Furthermore, be aware people may ‘opt’ to watch as they are in a high-pressure situation and historical trauma can render a person to “freeze and please” (A common response in children)
So why does this happen? In short for a number of reasons and I made this mistake early in my career and I didn’t actually show anything at the time. (I learned quickly when an audience member let me know how they felt and this is a very rare response in the moment so kudos to that person who gave me such great insight). I was naïve to the impact of potential trauma before I trained in and around the topic, and I was working with therapists who are trained to work with and hear about this kind of stuff! So, naiveté becomes a one-time incident and professionals could be allowed this mistake under those circumstances I suppose.
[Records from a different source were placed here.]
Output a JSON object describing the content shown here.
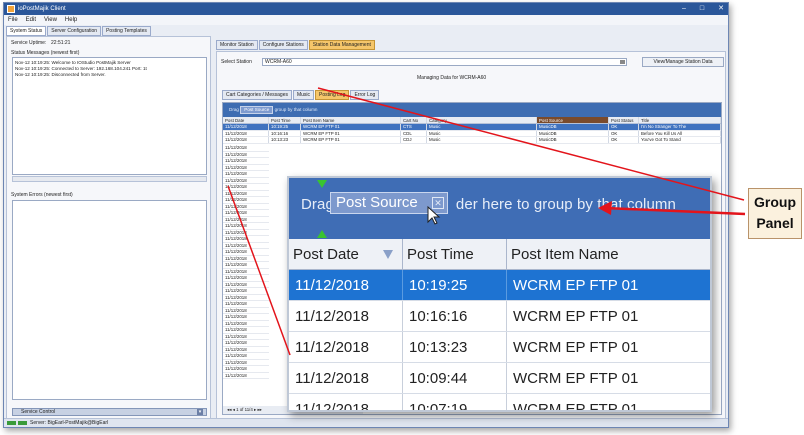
{
  "window": {
    "title": "ioPostMajik Client",
    "controls": [
      "–",
      "□",
      "✕"
    ]
  },
  "menu": [
    "File",
    "Edit",
    "View",
    "Help"
  ],
  "left_tabs": [
    "System Status",
    "Server Configuration",
    "Posting Templates"
  ],
  "left_panel": {
    "uptime_label": "Service Uptime:",
    "uptime_value": "22:51:21",
    "status_heading": "Status Messages (newest first)",
    "messages": [
      "Nov-12 10:19:25: Welcome to IOStudio PostMajik Server",
      "Nov-12 10:19:25: Connected to Server: 192.168.104.241 Port: 1t",
      "Nov-12 10:19:25: Disconnected from Server."
    ],
    "errors_heading": "System Errors (newest first)",
    "service_control": "Service Control"
  },
  "status_bar": {
    "server_text": "Server: BigEarl-PostMajik@BigEarl"
  },
  "right_tabs": [
    "Monitor Station",
    "Configure Stations",
    "Station Data Management"
  ],
  "station": {
    "select_label": "Select Station",
    "selected": "WCRM-A60",
    "view_button": "View/Manage Station Data",
    "managing_label": "Managing Data for WCRM-A60"
  },
  "sub_tabs": [
    "Cart Categories / Messages",
    "Music",
    "Posting Log",
    "Error Log"
  ],
  "small_grid": {
    "group_chip": "Post Source",
    "group_text": "group by that column",
    "drag_prefix": "Drag",
    "columns": [
      "Post Date",
      "Post Time",
      "Post Item Name",
      "Cart No",
      "Category",
      "Post Source",
      "Post Status",
      "Title"
    ],
    "rows": [
      [
        "11/12/2018",
        "10:19:25",
        "WCRM EP FTP 01",
        "CTS",
        "Music",
        "MusicDB",
        "OK",
        "I'm No Stranger To The"
      ],
      [
        "11/12/2018",
        "10:16:16",
        "WCRM EP FTP 01",
        "CDL",
        "Music",
        "MusicDB",
        "OK",
        "Before You Kill Us All"
      ],
      [
        "11/12/2018",
        "10:13:23",
        "WCRM EP FTP 01",
        "CDJ",
        "Music",
        "MusicDB",
        "OK",
        "You've Got To Stand"
      ]
    ],
    "extra_dates": [
      "11/12/2018",
      "11/12/2018",
      "11/12/2018",
      "11/12/2018",
      "11/12/2018",
      "11/12/2018",
      "11/12/2018",
      "11/12/2018",
      "11/12/2018",
      "11/12/2018",
      "11/12/2018",
      "11/12/2018",
      "11/12/2018",
      "11/12/2018",
      "11/12/2018",
      "11/12/2018",
      "11/12/2018",
      "11/12/2018",
      "11/12/2018",
      "11/12/2018",
      "11/12/2018",
      "11/12/2018",
      "11/12/2018",
      "11/12/2018",
      "11/12/2018",
      "11/12/2018",
      "11/12/2018",
      "11/12/2018",
      "11/12/2018",
      "11/12/2018",
      "11/12/2018",
      "11/12/2018",
      "11/12/2018",
      "11/12/2018",
      "11/12/2018",
      "11/12/2018"
    ],
    "extra_suffix": "10",
    "pager": "1 of 11/4"
  },
  "zoom": {
    "drag_prefix": "Drag",
    "chip_label": "Post Source",
    "drag_middle": "der here to",
    "drag_suffix": "group by that column",
    "col1": "Post Date",
    "col2": "Post Time",
    "col3": "Post Item Name",
    "rows": [
      [
        "11/12/2018",
        "10:19:25",
        "WCRM EP FTP 01"
      ],
      [
        "11/12/2018",
        "10:16:16",
        "WCRM EP FTP 01"
      ],
      [
        "11/12/2018",
        "10:13:23",
        "WCRM EP FTP 01"
      ],
      [
        "11/12/2018",
        "10:09:44",
        "WCRM EP FTP 01"
      ],
      [
        "11/12/2018",
        "10:07:19",
        "WCRM EP FTP 01"
      ]
    ]
  },
  "annotation": {
    "line1": "Group",
    "line2": "Panel"
  },
  "colors": {
    "accent": "#3f6db5",
    "selected_row": "#1e73d2",
    "arrow": "#e3141b",
    "callout_fill": "#fbf1de",
    "active_tab": "#f5c66a"
  }
}
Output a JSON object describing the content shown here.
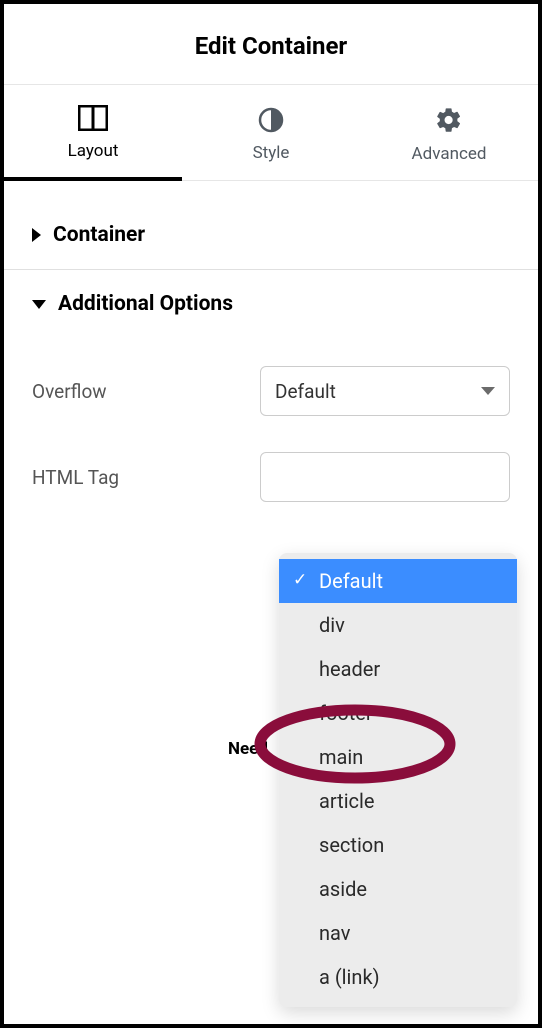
{
  "header": {
    "title": "Edit Container"
  },
  "tabs": {
    "layout": {
      "label": "Layout",
      "active": true
    },
    "style": {
      "label": "Style",
      "active": false
    },
    "advanced": {
      "label": "Advanced",
      "active": false
    }
  },
  "sections": {
    "container": {
      "title": "Container",
      "expanded": false
    },
    "additional": {
      "title": "Additional Options",
      "expanded": true
    }
  },
  "options": {
    "overflow": {
      "label": "Overflow",
      "value": "Default"
    },
    "htmlTag": {
      "label": "HTML Tag",
      "selected": "Default",
      "items": [
        "Default",
        "div",
        "header",
        "footer",
        "main",
        "article",
        "section",
        "aside",
        "nav",
        "a (link)"
      ]
    }
  },
  "annotation": {
    "highlighted_option": "main",
    "partial_text": "Need"
  }
}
But more than once and that becomes a choice or?
Some professionals are driven by their ego and want to tell their story i.e., of an issue that has happened to someone (sometimes themselves) and they put far too many details of the trauma narrative in because it makes them look like they are an expert or capable of handling talking about graphic trauma, like a prize of their tolerance levels. Sometimes professionals speak/show these topics because they are deeply caught up in their own trauma- i.e. “traumology” (a word I made up to explain the repetitive preoccupation of trauma narrative in that person’s life). Sometimes and hopefully only a very small number, there are some professionals who actually get a kick out of using this kind of material to traumatise other people as an imbalance of power and to feel superior in some way, rather like a dominant masochist. I suspect there are traumology masochists too.
So what material might be shown/discussed that causes this type of cybertrauma/vicarious trauma? What types of material ought to be censored/peer-reviewed by trauma specialists who are versed in the varying aspects of the delivery of this kind of material and can evidence this with best practice guides/evidenced research?
Videos, Images and detailed talks of the following (not exhaustive list)
Child Sexual Abuse – Child Sexual Exploitation- County Lines- Sexual Violence- Grooming- Youth Produced imagery (previously known as sexting)- Revenge Porn- Murder/Homicide- Suicide- Self-harm (all variants)- Domestic Violence/Abuse- Neglect- Safeguarding- Eating Issues- Mental Health- Bullying- Bereavement- Eating Issues-Radicalisation- Child Abuse- Animal Abuse- Natural Disasters- History- Capital/Corporal Punishment- Crime.
Most of the films produced by Leicester Police for CSA, CSE, Grooming, Rape and Sexual Violence.